An agreement is expected to be reached in December 2009 and signed in Copenhagen, Denmark. The talks are based on an accord reached in Bali, Indonesia, last December when the United States, India and China indicated they would take part in a post-2012 arrangement.
"The critical issue will be financial engineering," said Yvo de Boer, the United Nations' top climate official.
"The developing countries made a major step forward by saying in Bali they are willing to take real, measurable and verifiable steps to limit their emissions -- provided real, measurable and verifiable money is put on the table," he said.
The new climate pact will succeed the first phase of the 1997 Kyoto Protocol, which requires 37 industrialized nations to reduce greenhouse gas emissions an average of 5 percent below 1990 levels by 2012.
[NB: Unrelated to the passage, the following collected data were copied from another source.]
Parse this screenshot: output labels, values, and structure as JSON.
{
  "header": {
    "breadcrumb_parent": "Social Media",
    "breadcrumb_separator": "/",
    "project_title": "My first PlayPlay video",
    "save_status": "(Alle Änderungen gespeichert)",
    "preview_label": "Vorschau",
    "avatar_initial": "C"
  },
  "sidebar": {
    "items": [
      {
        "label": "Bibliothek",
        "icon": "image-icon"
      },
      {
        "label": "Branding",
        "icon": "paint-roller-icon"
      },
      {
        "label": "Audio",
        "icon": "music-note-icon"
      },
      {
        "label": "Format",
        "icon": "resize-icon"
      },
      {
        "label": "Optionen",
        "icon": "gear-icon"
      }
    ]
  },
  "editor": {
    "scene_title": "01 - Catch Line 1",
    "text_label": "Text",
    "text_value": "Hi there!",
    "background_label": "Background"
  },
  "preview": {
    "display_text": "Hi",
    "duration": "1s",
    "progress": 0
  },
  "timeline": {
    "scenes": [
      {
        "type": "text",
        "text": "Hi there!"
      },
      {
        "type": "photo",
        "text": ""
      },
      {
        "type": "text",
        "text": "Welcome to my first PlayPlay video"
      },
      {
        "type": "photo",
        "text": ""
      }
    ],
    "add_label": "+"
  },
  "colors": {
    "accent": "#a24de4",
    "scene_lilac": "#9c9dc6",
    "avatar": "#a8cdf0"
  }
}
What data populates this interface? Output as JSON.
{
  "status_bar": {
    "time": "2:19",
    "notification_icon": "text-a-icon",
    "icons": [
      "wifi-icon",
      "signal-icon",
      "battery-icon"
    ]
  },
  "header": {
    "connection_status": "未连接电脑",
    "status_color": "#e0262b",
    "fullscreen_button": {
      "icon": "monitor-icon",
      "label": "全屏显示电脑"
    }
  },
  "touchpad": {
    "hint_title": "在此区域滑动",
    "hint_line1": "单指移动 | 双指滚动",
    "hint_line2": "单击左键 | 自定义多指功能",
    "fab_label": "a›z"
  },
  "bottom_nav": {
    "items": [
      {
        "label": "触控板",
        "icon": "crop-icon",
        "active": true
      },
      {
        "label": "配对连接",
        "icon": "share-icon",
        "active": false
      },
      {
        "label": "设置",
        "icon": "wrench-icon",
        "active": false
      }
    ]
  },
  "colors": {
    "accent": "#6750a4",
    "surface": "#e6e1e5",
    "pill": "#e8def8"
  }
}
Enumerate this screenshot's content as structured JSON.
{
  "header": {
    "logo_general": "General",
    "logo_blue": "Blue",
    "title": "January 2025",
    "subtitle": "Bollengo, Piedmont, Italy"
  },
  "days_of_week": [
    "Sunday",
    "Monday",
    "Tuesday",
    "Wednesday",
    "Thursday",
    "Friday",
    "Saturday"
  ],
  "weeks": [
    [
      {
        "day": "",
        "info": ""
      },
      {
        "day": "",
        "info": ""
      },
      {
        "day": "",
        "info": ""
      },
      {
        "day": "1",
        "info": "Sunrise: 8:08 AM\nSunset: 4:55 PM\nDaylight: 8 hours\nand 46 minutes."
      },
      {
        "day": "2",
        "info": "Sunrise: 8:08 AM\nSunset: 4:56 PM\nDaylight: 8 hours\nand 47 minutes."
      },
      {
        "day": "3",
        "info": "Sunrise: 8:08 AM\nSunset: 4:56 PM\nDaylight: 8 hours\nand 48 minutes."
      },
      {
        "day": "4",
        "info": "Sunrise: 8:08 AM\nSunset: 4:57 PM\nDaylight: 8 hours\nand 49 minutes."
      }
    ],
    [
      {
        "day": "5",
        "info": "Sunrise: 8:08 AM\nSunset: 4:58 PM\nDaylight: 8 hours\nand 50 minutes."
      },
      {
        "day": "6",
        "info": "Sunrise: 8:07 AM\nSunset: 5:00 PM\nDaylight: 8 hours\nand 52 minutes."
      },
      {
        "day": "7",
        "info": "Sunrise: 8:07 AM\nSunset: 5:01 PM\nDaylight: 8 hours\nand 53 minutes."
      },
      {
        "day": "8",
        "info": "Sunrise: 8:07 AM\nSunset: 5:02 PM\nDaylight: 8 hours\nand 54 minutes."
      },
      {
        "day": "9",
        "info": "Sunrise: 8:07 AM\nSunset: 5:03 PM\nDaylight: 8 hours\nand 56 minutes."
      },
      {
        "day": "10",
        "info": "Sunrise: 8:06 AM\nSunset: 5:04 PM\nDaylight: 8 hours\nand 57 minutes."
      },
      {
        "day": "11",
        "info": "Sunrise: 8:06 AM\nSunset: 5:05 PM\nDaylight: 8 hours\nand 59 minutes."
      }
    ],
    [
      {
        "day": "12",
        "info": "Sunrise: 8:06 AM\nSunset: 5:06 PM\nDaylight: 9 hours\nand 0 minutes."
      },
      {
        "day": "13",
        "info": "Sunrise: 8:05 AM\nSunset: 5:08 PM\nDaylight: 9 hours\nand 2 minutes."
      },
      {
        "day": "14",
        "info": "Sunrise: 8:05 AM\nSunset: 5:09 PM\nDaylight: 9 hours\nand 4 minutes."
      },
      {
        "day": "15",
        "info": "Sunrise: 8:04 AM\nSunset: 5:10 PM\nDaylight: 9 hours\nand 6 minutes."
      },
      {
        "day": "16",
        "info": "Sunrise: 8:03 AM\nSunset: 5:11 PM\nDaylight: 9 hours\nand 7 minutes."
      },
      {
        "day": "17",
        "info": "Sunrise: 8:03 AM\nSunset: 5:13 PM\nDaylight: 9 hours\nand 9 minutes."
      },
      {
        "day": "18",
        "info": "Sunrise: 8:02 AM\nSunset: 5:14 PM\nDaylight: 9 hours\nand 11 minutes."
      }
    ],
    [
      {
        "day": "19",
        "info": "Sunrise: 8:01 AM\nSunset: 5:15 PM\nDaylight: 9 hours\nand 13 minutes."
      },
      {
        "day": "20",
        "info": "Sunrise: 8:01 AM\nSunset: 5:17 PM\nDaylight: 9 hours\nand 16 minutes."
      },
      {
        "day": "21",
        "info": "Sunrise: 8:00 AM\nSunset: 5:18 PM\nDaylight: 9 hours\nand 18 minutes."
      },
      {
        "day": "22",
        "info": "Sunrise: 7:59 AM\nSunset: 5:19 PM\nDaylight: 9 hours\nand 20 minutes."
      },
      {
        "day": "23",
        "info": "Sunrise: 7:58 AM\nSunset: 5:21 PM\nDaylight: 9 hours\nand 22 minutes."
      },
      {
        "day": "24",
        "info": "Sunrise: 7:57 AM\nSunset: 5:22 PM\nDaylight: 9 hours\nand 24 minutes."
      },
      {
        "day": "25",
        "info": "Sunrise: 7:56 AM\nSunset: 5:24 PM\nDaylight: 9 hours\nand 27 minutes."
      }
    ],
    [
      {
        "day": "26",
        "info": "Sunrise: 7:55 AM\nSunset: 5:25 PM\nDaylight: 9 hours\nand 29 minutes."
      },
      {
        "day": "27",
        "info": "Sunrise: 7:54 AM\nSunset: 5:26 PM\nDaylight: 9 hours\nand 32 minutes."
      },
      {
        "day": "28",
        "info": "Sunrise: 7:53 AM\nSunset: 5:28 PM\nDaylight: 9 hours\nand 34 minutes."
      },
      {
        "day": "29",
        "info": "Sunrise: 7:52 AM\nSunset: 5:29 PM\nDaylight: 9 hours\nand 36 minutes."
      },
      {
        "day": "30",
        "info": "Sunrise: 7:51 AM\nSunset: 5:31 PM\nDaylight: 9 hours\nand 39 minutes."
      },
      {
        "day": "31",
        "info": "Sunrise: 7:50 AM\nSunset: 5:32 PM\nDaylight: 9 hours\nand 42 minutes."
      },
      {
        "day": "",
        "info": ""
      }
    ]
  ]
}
The U.S. agreed to the Bali accord after several of its conditions were met. It had signed but refused to ratify Kyoto, largely because rapidly developing economies like India and China faced no climate obligations.
At least seven more major meetings are scheduled before Copenhagen, with the next due in August in Accra, Ghana.
Few, if any, conclusions were expected from the Bonn talks.
And the most difficult issues have been put off until next year, when a new and presumably more climate-friendly administration takes over in Washington.
De Boer told The Associated Press on Sunday that by 2030 the world will need to spend $200 billion to $300 billion a year to contain global warming and help developing nations adapt to less rainfall, harsher storms, and the extinction or migration of species.
Several delegations have brought proposals to Bonn for raising those funds.
Mexico wants to create a pool of regular donations from each country according to its financial means, which would be distributed to developing countries according to need.
The EU and several small countries are working on proposals for a climate tax on aviation and shipping.
The growing carbon market could be a major source of revenue. In the EU, industries are allocated pollution rights, which they can trade on the open market -- companies that do not use all their credits can sell them to others that have exceeded their pollution limits.
Many delegations, supported by environmentalists, say those emission credits should be auctioned rather than allocated for free. Damien Demailly, of the environmental group WWF France, estimated such auctions could raise $40 billion annually.
De Boer has floated an idea to create a climate change bond that would by sold by developing countries to investors. The bond issue would evolve from the current system under which countries gain credit for projects they finance in another country that can verifiably reduce that country's carbon emissions.
Scientists warn the world's carbon emissions must peak within the next 10 to 15 years and then fall by half by mid-century to avert a potential catastrophe.
"In the half year since Bali, the science has gotten a lot worse," said Bill Hare, a scientist for the Greenpeace environmental group. New reports say ice is melting at a record rate in Greenland and Antarctica, he said, and droughts in Australia, Ukraine and Russia have cut into food production.
"The negotiators here are gathering under a darkening cloud," Hare said. "The level of ambition is far too low."